August 17, 2012

Falling in Love with Life.

When Boundaries Fall Away

Walking through the woods, watching the sun drop into the earth’s horizon before dusk, or counting the innumerable stars and galaxies in the sky, calls to something deep inside of us that goes beyond name, form, identity or opinion.

Objects within the mind fall away and for a moment, there are no borders between the mind and the scene, the viewer and the view. There isn’t any sense of time and so the feelings of spaciousness and connection that ensue can conjure up prehistoric sentiments of ancient Devonian skylines or hidden mountain ranges covered in mist-enshrouded conifers.

No matter the manifestation, a sense of calm and understanding pervades all things when we inhabit such a state of being. Our mental boundaries are broken, and for an instant, we experience an opening to sit reverently in touch with what is here. Through this intimate meeting with the world, we discover that unearthing an innate reverence for life connects us to the mystery of all that is, the direct experience of which opens our doors to the possibility of experiencing a profound opening of the heart and mind.

“Buddhism is not technically a religion. Buddha was an ordinary man. We make no claims for him being a son of God. What he did is solve this apparent dichotomy that we feel separate from the rest of the universe, this feeling that we are like a little grain of sand. What Buddha teaches is that we are all indisputably connected to the entire universe.”

~ Peter Coyote                                                            

Reverently moving through the present and appreciating what is streaming around us at all times—whether it be a broken window or a passing flock of cawing parrots—blows down the past and future, and erases their influence on our reality. All that is left is the now and our gratitude for the experience that is unfolding. There is ample room for what appears to come as it is and for what goes to go as it pleases. Walking to work is just walking to work and the sound of rain falling through the branches is just that too. But there is a quality of mysticism in the seemingly mundane moments as well, one that is ordinary and yet vibrant. When the mental commentary is taken away, this natural appreciation springs forth from our entering into a different level of consciousness.

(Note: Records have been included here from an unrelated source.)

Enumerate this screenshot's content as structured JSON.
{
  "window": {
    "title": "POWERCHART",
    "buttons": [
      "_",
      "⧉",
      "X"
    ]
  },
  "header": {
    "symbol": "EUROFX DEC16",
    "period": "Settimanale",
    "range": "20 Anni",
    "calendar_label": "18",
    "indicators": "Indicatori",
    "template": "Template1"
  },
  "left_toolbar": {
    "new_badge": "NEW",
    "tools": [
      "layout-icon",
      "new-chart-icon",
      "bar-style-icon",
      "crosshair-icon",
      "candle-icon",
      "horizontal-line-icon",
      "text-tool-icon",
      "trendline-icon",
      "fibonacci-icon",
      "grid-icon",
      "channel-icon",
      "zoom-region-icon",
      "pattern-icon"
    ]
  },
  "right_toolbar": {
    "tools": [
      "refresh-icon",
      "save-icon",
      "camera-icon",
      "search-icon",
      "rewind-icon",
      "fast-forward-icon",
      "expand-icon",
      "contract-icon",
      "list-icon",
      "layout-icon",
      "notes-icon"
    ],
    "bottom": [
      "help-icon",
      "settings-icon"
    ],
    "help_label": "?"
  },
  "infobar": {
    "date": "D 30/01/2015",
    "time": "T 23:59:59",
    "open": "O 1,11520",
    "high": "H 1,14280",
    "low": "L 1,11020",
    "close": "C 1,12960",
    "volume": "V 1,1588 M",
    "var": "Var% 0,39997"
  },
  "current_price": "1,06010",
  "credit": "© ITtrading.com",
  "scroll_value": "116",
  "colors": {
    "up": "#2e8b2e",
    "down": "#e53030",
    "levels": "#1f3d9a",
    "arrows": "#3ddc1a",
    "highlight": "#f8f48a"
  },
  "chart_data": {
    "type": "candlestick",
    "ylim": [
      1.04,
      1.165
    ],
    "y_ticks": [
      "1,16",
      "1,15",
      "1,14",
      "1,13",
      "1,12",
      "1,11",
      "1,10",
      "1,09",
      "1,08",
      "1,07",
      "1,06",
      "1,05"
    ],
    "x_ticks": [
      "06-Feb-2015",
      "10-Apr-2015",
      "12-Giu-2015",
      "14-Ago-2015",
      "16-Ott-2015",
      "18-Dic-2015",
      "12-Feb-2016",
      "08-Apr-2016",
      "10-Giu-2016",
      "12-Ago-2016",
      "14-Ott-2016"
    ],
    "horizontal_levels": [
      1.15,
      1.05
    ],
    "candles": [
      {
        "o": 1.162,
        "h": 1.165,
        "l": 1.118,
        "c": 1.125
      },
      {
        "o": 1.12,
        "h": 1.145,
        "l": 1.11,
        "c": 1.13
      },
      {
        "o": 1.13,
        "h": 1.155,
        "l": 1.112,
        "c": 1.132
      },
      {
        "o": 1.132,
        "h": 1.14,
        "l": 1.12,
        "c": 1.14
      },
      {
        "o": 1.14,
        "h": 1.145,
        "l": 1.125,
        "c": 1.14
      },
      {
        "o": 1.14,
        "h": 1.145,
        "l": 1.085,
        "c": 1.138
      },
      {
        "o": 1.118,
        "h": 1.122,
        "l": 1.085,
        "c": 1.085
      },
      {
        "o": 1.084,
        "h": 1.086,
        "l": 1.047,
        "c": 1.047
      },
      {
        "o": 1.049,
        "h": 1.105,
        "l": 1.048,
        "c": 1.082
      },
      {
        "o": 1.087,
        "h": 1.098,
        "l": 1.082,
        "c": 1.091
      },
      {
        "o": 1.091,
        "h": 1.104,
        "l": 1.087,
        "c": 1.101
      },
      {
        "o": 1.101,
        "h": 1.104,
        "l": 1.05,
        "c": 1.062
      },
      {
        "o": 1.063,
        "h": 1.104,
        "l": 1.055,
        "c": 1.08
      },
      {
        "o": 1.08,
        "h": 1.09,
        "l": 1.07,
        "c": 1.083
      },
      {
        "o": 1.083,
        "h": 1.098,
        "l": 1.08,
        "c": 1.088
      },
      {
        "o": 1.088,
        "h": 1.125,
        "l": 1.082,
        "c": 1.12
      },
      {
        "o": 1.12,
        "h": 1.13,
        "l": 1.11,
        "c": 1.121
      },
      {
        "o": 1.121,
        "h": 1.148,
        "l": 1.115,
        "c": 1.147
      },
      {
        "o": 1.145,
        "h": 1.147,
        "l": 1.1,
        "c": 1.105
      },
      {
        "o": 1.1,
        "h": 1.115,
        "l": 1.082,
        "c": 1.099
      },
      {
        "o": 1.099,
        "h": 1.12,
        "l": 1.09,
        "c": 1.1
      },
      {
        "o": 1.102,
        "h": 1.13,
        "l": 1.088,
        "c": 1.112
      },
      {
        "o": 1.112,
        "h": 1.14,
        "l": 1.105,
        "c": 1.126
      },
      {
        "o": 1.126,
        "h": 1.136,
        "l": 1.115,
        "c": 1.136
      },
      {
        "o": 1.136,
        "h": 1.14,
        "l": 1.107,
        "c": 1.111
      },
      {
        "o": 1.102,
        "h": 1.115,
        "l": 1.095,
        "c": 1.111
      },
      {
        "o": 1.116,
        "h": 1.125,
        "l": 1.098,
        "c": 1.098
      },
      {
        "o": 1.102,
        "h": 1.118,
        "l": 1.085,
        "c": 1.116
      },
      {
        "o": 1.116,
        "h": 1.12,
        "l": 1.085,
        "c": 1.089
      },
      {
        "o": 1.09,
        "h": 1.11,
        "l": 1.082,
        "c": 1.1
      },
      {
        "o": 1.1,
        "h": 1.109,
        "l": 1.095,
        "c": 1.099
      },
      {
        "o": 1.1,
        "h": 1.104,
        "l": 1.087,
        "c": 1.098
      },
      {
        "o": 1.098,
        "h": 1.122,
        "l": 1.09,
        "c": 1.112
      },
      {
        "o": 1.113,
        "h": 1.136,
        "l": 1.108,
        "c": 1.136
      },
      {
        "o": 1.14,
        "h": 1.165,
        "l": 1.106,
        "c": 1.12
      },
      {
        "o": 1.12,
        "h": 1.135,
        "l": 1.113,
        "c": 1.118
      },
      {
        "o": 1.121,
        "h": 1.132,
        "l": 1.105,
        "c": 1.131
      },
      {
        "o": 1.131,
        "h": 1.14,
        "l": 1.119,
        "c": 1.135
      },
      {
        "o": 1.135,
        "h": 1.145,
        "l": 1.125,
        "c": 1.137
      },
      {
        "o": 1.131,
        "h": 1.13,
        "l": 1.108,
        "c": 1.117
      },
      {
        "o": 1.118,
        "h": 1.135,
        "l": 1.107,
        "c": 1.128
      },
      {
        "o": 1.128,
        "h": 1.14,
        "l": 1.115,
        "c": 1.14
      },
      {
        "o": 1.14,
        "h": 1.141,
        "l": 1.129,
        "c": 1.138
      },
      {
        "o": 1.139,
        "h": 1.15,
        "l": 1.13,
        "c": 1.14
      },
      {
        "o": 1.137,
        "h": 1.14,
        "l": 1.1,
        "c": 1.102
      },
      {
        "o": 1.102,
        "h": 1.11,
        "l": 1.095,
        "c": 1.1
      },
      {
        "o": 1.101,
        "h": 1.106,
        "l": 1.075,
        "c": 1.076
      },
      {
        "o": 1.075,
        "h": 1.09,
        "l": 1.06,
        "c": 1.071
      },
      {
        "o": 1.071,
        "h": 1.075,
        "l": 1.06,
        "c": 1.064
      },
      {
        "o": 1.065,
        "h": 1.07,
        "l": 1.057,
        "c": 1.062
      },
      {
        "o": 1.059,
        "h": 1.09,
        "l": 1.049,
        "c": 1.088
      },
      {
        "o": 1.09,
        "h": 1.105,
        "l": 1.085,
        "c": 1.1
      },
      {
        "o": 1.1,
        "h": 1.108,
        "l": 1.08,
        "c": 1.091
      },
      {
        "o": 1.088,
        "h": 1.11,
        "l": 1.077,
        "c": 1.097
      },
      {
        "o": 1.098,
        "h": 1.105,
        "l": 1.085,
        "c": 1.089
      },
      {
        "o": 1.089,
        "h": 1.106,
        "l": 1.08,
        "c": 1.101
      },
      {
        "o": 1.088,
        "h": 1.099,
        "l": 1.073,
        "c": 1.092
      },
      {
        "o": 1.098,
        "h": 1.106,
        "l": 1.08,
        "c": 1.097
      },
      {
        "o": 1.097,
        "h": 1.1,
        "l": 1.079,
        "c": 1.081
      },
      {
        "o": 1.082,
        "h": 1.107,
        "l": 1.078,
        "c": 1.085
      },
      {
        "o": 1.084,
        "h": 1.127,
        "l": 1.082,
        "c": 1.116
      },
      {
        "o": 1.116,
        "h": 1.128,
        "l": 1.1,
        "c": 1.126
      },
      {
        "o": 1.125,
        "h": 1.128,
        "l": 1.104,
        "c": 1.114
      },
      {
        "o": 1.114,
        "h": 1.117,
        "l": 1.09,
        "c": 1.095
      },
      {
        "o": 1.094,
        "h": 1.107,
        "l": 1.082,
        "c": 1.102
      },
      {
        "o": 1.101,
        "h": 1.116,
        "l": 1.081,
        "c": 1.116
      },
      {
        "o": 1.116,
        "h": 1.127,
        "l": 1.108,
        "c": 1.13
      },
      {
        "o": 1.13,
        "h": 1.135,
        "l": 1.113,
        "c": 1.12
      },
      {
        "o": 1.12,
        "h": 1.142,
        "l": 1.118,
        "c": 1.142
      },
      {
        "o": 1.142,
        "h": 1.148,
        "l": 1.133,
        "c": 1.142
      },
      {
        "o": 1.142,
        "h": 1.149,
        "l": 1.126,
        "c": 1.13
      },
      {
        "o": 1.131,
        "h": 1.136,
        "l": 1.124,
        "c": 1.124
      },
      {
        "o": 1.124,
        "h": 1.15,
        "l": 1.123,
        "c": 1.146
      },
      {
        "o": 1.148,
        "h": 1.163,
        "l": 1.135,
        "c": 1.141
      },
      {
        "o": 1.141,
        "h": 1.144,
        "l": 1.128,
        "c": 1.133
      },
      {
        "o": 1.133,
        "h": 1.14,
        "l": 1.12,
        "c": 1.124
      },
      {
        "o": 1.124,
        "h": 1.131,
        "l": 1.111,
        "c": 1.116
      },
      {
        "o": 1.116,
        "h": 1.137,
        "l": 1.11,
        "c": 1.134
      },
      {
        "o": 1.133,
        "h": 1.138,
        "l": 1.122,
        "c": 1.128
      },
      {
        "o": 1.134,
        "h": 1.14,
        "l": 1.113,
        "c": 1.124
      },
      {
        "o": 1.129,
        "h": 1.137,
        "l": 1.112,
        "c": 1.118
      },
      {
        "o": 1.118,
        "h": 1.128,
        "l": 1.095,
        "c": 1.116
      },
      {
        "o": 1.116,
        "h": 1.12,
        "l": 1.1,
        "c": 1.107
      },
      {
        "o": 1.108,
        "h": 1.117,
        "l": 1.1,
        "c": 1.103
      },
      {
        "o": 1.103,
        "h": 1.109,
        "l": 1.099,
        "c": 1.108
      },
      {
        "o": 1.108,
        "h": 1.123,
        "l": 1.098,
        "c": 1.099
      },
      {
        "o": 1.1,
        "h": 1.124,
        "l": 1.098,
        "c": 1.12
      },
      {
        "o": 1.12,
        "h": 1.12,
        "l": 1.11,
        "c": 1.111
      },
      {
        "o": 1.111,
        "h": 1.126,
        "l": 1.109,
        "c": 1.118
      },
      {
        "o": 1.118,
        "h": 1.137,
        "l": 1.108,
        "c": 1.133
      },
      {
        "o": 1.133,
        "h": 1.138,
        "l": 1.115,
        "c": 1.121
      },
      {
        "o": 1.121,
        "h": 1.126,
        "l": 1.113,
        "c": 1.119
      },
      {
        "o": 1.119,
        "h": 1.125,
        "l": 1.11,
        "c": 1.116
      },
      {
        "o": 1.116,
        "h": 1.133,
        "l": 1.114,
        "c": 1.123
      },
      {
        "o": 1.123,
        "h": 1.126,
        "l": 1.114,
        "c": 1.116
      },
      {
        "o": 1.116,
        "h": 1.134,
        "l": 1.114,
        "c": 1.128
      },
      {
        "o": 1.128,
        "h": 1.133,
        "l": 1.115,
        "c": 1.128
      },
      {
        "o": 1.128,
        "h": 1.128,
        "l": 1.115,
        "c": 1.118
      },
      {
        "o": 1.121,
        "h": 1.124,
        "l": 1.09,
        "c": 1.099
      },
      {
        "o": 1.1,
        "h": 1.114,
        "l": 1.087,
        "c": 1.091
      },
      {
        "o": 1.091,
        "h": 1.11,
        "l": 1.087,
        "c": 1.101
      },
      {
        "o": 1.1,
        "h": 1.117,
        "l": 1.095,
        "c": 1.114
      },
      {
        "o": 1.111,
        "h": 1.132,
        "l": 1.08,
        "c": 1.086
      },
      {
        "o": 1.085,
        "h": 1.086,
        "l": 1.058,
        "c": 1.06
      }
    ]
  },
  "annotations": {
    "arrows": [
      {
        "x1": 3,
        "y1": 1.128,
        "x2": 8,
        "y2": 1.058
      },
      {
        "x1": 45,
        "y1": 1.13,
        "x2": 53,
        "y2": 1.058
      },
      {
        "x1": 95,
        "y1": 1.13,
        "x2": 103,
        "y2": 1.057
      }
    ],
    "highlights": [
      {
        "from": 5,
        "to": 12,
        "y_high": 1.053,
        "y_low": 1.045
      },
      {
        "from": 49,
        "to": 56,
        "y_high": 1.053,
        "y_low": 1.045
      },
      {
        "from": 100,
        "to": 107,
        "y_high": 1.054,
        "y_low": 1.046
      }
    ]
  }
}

Why comment on that which is already brilliant? Why block yourself from the brilliancy? Just be still, reverent.

Meandering through daily life or the redwoods in the middle of a rainstorm presents its own quandary: It is cold, wet, and miserable, or it is majestic, nourishing, and perfect as it is depending on our level of awareness.

Spiritual reverence doesn’t come so much from our thoughts, but from our raw, unobstructed connection to life. The interconnected world and its wild nature, has an inherent beauty—an awe-inspiring brilliance that is so natural and simple yet infinitely complex and vast.

Reverence is our human consciousness tapping into this vast brilliance and witnessing it in the here and now. As intelligent beings, our capacity to turn a mirror-like mind back onto reality is manifested as reverence and the clear state of mind is simply unfettered reality.

Rituals consist of some type of action undertaken with symbolic or metaphoric value, but they can also represent so much more. Our interaction with the sun, rising in the morning and setting at night, is a ritual in itself. I like to think of living in the moment as a kind of ritual in which I am stepping into a sacred realm that has the capability and the capacity to blow my mind, my thoughts, and my delusions to pieces at any moment. Hiking in the mountains and swimming in the ocean can be their own forms of ritual. Salty water against the skin, sand beneath toes and crashing waves can nourish us the same way love and affection do. Fresh air and windless scenes underneath redwood groves might unlock a hidden wisdom that could have remained hidden until our passing through. And of course, these rituals bleed into the fabric of our lives. The ordinary experiences are their own rituals too. Walking down the sidewalk, evening barbeques, 4th of July fireworks, the texture of a steering wheel, bird watching, and grocery shopping, might unlock something within in the same way. Remaining open to these moments—to all moments: this is the activity.

As I continue to practice meditation, things invert themselves and fall back onto nothingness. Meditation and long walks become their own rituals for me where I have an opportunity to open my mind to tap into a greater reality.

When I first began my practice, I remember feeling a connection to the world that I hadn’t experienced before—one that only became apparent after I calmed the internal stirrings of my mind. I wasn’t really sure how I had ever led a life that neglected or avoided this, but I had a feeling that my mind was part of the reason so I forgave myself. My little meditative rituals began to spread and permeate throughout the texture of my life to the point where there wasn’t a difference between this life and that ritual. Through the practice of mindfulness, life is a ritual and ritual is life.

Reverence for the moment and the life that is occurring now, in this room and in the context of this universe, is a profound openness that isn’t profound after a while because it is the “thusness” of reality: always present and silently vibrant, the vigorous and resounding quality reverberating around and through the entirety of it all.